Die Odenwaldschule kommt wegen der sexuellen Übergriffe nicht zur Ruhe. Es gibt neue Kritik am Vorstand. Und es droht ein Rechtsstreit.
Heppenheim. Fast ein Jahr nach dem Abschlussbericht zum sexuellen Missbrauch an der Odenwaldschule spitzt sich Kritik am Vorstand wieder zu. Die Aufklärung der Übergriffe auf die mehr als 130 Betroffenen sei noch nicht gelungen, sagte Trägervereins-Mitglied Philipp Horstmann am Montag. „Das ist eingeschlafen“, meinte der 36-Jährige. Aus der von der Schule im südhessischen Heppenheim beschlossenen Stiftung „Brücken bauen“ stünden jährlich noch nicht einmal 5000 Euro für die Opfer zur Verfügung. Die Stiftung sei „ein Feigenblättchen“, sagte Horstmann. „Für Betroffene gibt es keine Ansprechpartner.“
Horstmanns Kritik konzentriert sich auf Philip von Gleichen, der als Vorstand auch für Kommunikation zuständig ist. „Er versucht massiv, einen Dialog mit Betroffenen zu hintertreiben“, lautete der Vorwurf. „Diese werden beleidigt und systematisch ausgegrenzt“, sagte Horstmann. Von Gleichen zeigte sich verwundert, dass ein Mitglied des Trägervereins sich „schulschädigend verhält“. Gegen Horstmann werde ein Strafantrag unter anderem wegen vorsätzlicher Rufschädigung gestellt.

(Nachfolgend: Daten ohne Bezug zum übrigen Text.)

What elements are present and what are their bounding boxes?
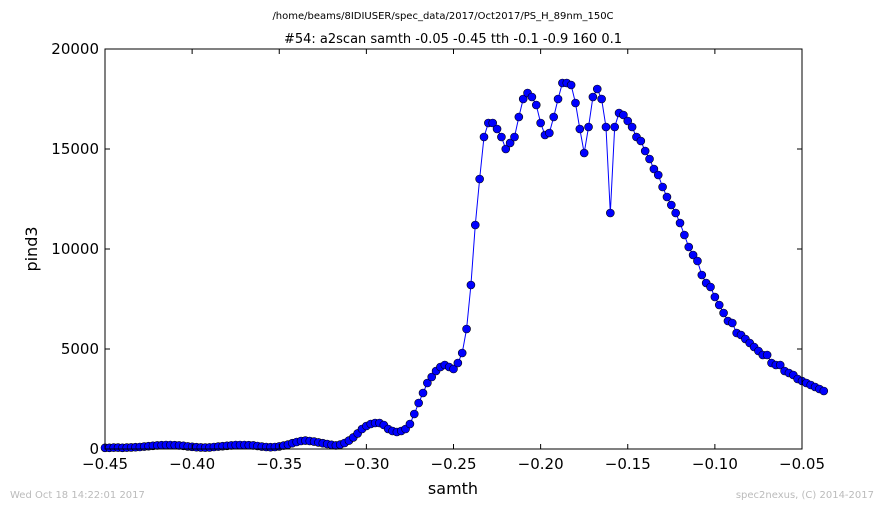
x-tick-label: −0.20 (518, 455, 564, 473)
data-point (505, 138, 515, 148)
data-point (423, 378, 432, 388)
x-tick-label: −0.40 (169, 455, 215, 473)
data-point (680, 230, 689, 240)
data-point (588, 92, 598, 102)
data-point (706, 282, 715, 292)
data-point (501, 144, 511, 154)
data-point (645, 154, 654, 164)
data-point (405, 419, 415, 429)
series-markers (100, 78, 829, 453)
data-point (675, 218, 685, 228)
data-point (662, 192, 672, 202)
y-tick-label: 10000 (51, 240, 99, 258)
data-point (762, 350, 772, 360)
data-point (727, 318, 737, 328)
x-tick-label: −0.35 (256, 455, 302, 473)
data-point (667, 200, 676, 210)
data-point (606, 208, 615, 218)
data-point (475, 174, 484, 184)
data-point (592, 84, 602, 94)
data-point (819, 386, 829, 396)
data-point (510, 132, 519, 142)
data-point (457, 348, 467, 358)
data-point (414, 398, 423, 408)
series-line-path (105, 82, 824, 449)
footer-timestamp: Wed Oct 18 14:22:01 2017 (10, 490, 145, 501)
x-axis: −0.45 −0.40 −0.35 −0.30 −0.25 −0.20 −0.15 −0.10… (82, 49, 825, 473)
data-point (640, 146, 650, 156)
data-point (427, 372, 437, 382)
data-point (518, 94, 528, 104)
data-point (653, 170, 663, 180)
x-axis-label: samth (428, 479, 478, 498)
data-point (479, 132, 489, 142)
data-point (610, 122, 619, 132)
x-tick-label: −0.05 (779, 455, 825, 473)
data-point (453, 358, 463, 368)
data-point (566, 80, 576, 90)
data-point (492, 124, 502, 134)
data-point (553, 94, 563, 104)
data-point (497, 132, 506, 142)
data-point (579, 148, 589, 158)
data-point (636, 136, 646, 146)
y-axis: 0 5000 10000 15000 20000 (51, 40, 802, 458)
data-point (545, 128, 554, 138)
y-tick-label: 5000 (61, 340, 99, 358)
data-point (719, 308, 728, 318)
data-point (470, 220, 480, 230)
data-point (688, 250, 698, 260)
y-tick-label: 0 (89, 440, 99, 458)
data-point (449, 364, 458, 374)
y-axis-label: pind3 (22, 226, 41, 271)
data-point (575, 124, 585, 134)
plot-frame (104, 48, 803, 450)
data-point (418, 388, 428, 398)
y-tick-label: 15000 (51, 140, 99, 158)
data-point (462, 324, 471, 334)
data-point (597, 94, 606, 104)
data-point (649, 164, 659, 174)
footer-credit: spec2nexus, (C) 2014-2017 (736, 490, 874, 501)
data-point (693, 256, 702, 266)
plot-area (100, 78, 829, 453)
data-point (571, 98, 580, 108)
x-tick-label: −0.15 (605, 455, 651, 473)
data-point (514, 112, 524, 122)
data-point (488, 118, 498, 128)
data-point (549, 112, 558, 122)
data-point (466, 280, 476, 290)
data-point (584, 122, 593, 132)
y-tick-label: 20000 (51, 40, 99, 58)
x-tick-label: −0.25 (431, 455, 477, 473)
data-point (531, 100, 541, 110)
chart-title: #54: a2scan samth -0.05 -0.45 tth -0.1 -… (284, 32, 622, 47)
data-point (619, 110, 628, 120)
x-tick-label: −0.10 (692, 455, 738, 473)
data-point (623, 116, 633, 126)
data-point (714, 300, 724, 310)
data-point (527, 92, 537, 102)
data-point (710, 292, 720, 302)
series-line (105, 82, 824, 449)
data-point (627, 122, 637, 132)
chart-suptitle: /home/beams/8IDIUSER/spec_data/2017/Oct2… (272, 11, 613, 22)
data-point (697, 270, 707, 280)
data-point (536, 118, 545, 128)
x-tick-label: −0.45 (82, 455, 128, 473)
data-point (775, 360, 785, 370)
data-point (601, 122, 611, 132)
data-point (671, 208, 680, 218)
data-point (658, 182, 667, 192)
data-point (409, 409, 419, 419)
x-tick-label: −0.30 (343, 455, 389, 473)
data-point (684, 242, 694, 252)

Laut einer im Dezember 2010 veröffentlichten Untersuchung missbrauchten vor allem in den Jahren 1965 bis 1985 damalige Lehrer insgesamt 132 Schüler. Vor drei Wochen hatte der Vorsitzende des Opferschutz-Vereins „Glasbrechen“ Adrian Koerfer die Zahl als wesentlich höher eingeschätzt. „Wir gehen von etwa 500 Betroffenen aus“, hatte er gesagt. Es hätten sich noch Opfer gemeldet. Der Verein „Glasbrechen“ kritisiert die Odenwaldschule seit seiner Gründung im September 2010. Sie gehe mit dem Aufarbeiten des Missbrauchs nicht ehrlich um.
Für den 1. November ist auf Initiative von Opfer-Anwalt Thorsten Kahl in der Nähe der Odenwaldschule in Bensheim ein Theaterabend mit dem Titel „Missbraucht“ geplant. (dpa)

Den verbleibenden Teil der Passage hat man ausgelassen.